PIMCO expanded into equities in 2009 for the same reason Noah built the ark before the rain. The "rain" for fixed income is the end of the 30-year bull market, which saw the 10-year yield fell to 1.4% in July 2012.

I'm not saying PIMCO should abandon its focus on fixed income, or that it won't continue to deliver superior performance in this area. Just the opposite, in fact. As falling interest rates will no longer provide a return tailwind, institutional and individual investors should begin to reach for "alpha" generated by active management after being content with "beta" from passive management for so long.

Provide a clear and consistent message explaining the value proposition of PIMCO equity products that emphasizes the following key assets.

A high level of trust and name recognition. Contrary to popular belief, the No. 1 fear of consultants, fiduciaries, and advisors isn't death. It's losing a client as a result of recommending an unheard of manager that performs poorly.

Institutional class infrastructure. Few managers can match the global scale, deep bench, cross-asset research capabilities, and client service of PIMCO.

A focus on risk management, not just absolute performance. While every manager claims to do this, few actually do as evidenced by the poor performance in 2008. PIMCO manages risk on multiple levels, including a focus on value (which is inherently risk-averse), tail-risk hedging (this is a "performance drag" the same way homeowner's insurance is a "drag on your finances" until your house burns down), lower volatility, as well as an emphasis on a repeatable investment decision-making process.

By preserving assets during the inevitable bear markets, PIMCO can leverage the trust earned into increased fund flows and higher management fees. Moreover, these assets are much "stickier" as investors are less likely to leave during temporary periods of under performance.

The fall of Janus (JNS) after the bursting of the tech bubble is a reminder of the perils of ignoring risk and going all-in in one sector. For example, despite a better-than-expected recovery, the current assets under management, or AUM, of about $167 billion is almost half of the average AUM of about $300 billion in 2000. Janus even hired a former PIMCO chief operating officer to build out its fixed-income department.

Janus is less desperate to sell to a larger manager after Japan's second largest life insurer, Dai-ichi Life Insurance, bought 20% of the company.

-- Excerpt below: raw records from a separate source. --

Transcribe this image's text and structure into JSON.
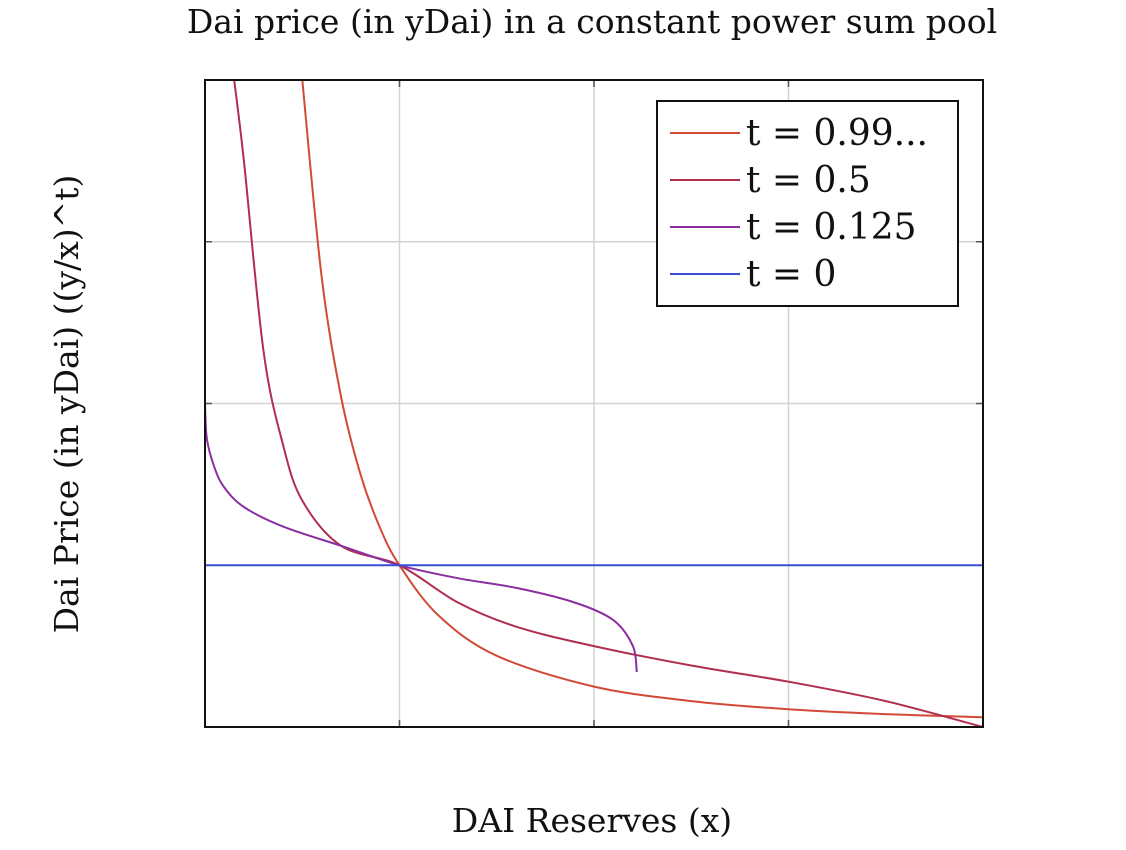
{
  "chart_data": {
    "type": "line",
    "title": "Dai price (in yDai) in a constant power sum pool",
    "xlabel": "DAI Reserves (x)",
    "ylabel": "Dai Price (in yDai) ((y/x)^t)",
    "xlim": [
      0,
      4
    ],
    "ylim": [
      0,
      4
    ],
    "x_tick_positions": [
      1,
      2,
      3
    ],
    "y_tick_positions": [
      1,
      2,
      3
    ],
    "tick_labels_shown": false,
    "grid": true,
    "legend_position": "top-right",
    "series": [
      {
        "name": "t = 0.99...",
        "color": "#d24a36",
        "x": [
          0.5,
          0.6,
          0.7,
          0.8,
          0.9,
          1.0,
          1.2,
          1.5,
          2.0,
          2.5,
          3.0,
          3.5,
          4.0
        ],
        "y": [
          4.0,
          2.78,
          2.04,
          1.56,
          1.23,
          1.0,
          0.69,
          0.44,
          0.25,
          0.16,
          0.11,
          0.08,
          0.06
        ]
      },
      {
        "name": "t = 0.5",
        "color": "#b02e4e",
        "x": [
          0.15,
          0.2,
          0.3,
          0.4,
          0.5,
          0.7,
          1.0,
          1.3,
          1.6,
          2.0,
          2.5,
          3.0,
          3.5,
          4.0
        ],
        "y": [
          4.0,
          3.5,
          2.33,
          1.75,
          1.4,
          1.12,
          1.0,
          0.77,
          0.62,
          0.5,
          0.38,
          0.28,
          0.16,
          0.0
        ]
      },
      {
        "name": "t = 0.125",
        "color": "#8a2fa0",
        "x": [
          0.0,
          0.01,
          0.05,
          0.1,
          0.2,
          0.4,
          0.7,
          1.0,
          1.3,
          1.6,
          1.9,
          2.1,
          2.2,
          2.22
        ],
        "y": [
          2.0,
          1.78,
          1.6,
          1.48,
          1.36,
          1.24,
          1.12,
          1.0,
          0.92,
          0.86,
          0.77,
          0.66,
          0.5,
          0.34
        ]
      },
      {
        "name": "t = 0",
        "color": "#3a4fd6",
        "x": [
          0,
          4
        ],
        "y": [
          1.0,
          1.0
        ]
      }
    ]
  }
}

I am aware PIMCO already excels in the area of client communications. This suggestion is merely to stress its importance by providing context. The recent hiring of Virginie Maisonneuve from Schroders should provide much-needed stability and direction after its former head of equities left for the less than greener pastures of politics.

Reduce the expense ratio temporarily by a significant amount to encourage inflows. PIMCO would not miss the management fees since its four main equity funds represent less than about 1% of total AUM.

Pledge to cap expense ratios at a maximum absolute level and as a percentage of AUM. This can reduce the threat from passive and active products.

Strengthen relationship with retail advisors. Retail does not earn nearly the respect it deserves despite having two significant advantages compared to institutional assets. First, the fees charged are typically higher. Second, the decision to invest is typically made in days or weeks, not months.

Focus on quality, not quantity, when it comes to wholesalers. Over the long term, a smaller group of wholesalers focused on the highest-producing advisors, and armed with the best support (e.g., internal, client service, marketing budget) and the greatest monetary incentives, it will be more effective than a larger sales force using a "spray and pray" approach. Many advisors won't recommend a product if they don't like the wholesaler. Sad but true.

The most successful advisors make a conscious decision to only work with a few partners in each asset class. If PIMCO can become one of these trusted partners, it should enjoy even greater asset "stickiness."

Aggressively market to 401(k) providers. The opportunity here can't be overstated. Many fund families enjoy high and recurring fund flows just for being on a 401(k) platform. PIMCO should be able to leverage its brand name with Total Return like Fidelity did with Magellan. The growing use of "open architecture" 401(k) plans should help an industry leader like PIMCO stand out from hundreds of other fund families.

If you can't beat 'em, buy 'em. Although PIMCO prefers to grow organically, if it is unable to meaningfully grow equity AUM within a reasonable time frame, it may want to consider buying an equity manager. There is precedent for a manager changing its growth strategy. Aberdeen, another manager that preferred to grow organically, recently acquired Scottish Widows Investment Partnership for $903 million.

Manning & Napier (MN) would be an excellent fit for PIMCO for three reasons. First, Manning & Napier has a similarly long operating history given that it was founded only a year earlier than PIMCO in 1970.

Second, Manning & Napier is relatively inexpensive from a valuation standpoint given that it trades at only ~0.50% of AUM compared to 1%-3% for many other managers.

Third, PIMCO would be able to significantly reduce many of the back office, distribution, servicing, and custody expenses because of its large economies of scale.

Bottom line
The end of the bond bull market is hardly the end for PIMCO. Investors should closely monitor PIMCO's progress as several other managers may follow its lead. Moreover, publicly traded managers with a niche focus and low valuation are potential acquisition candidates for larger managers looking to quickly fill gaps in their product offerings.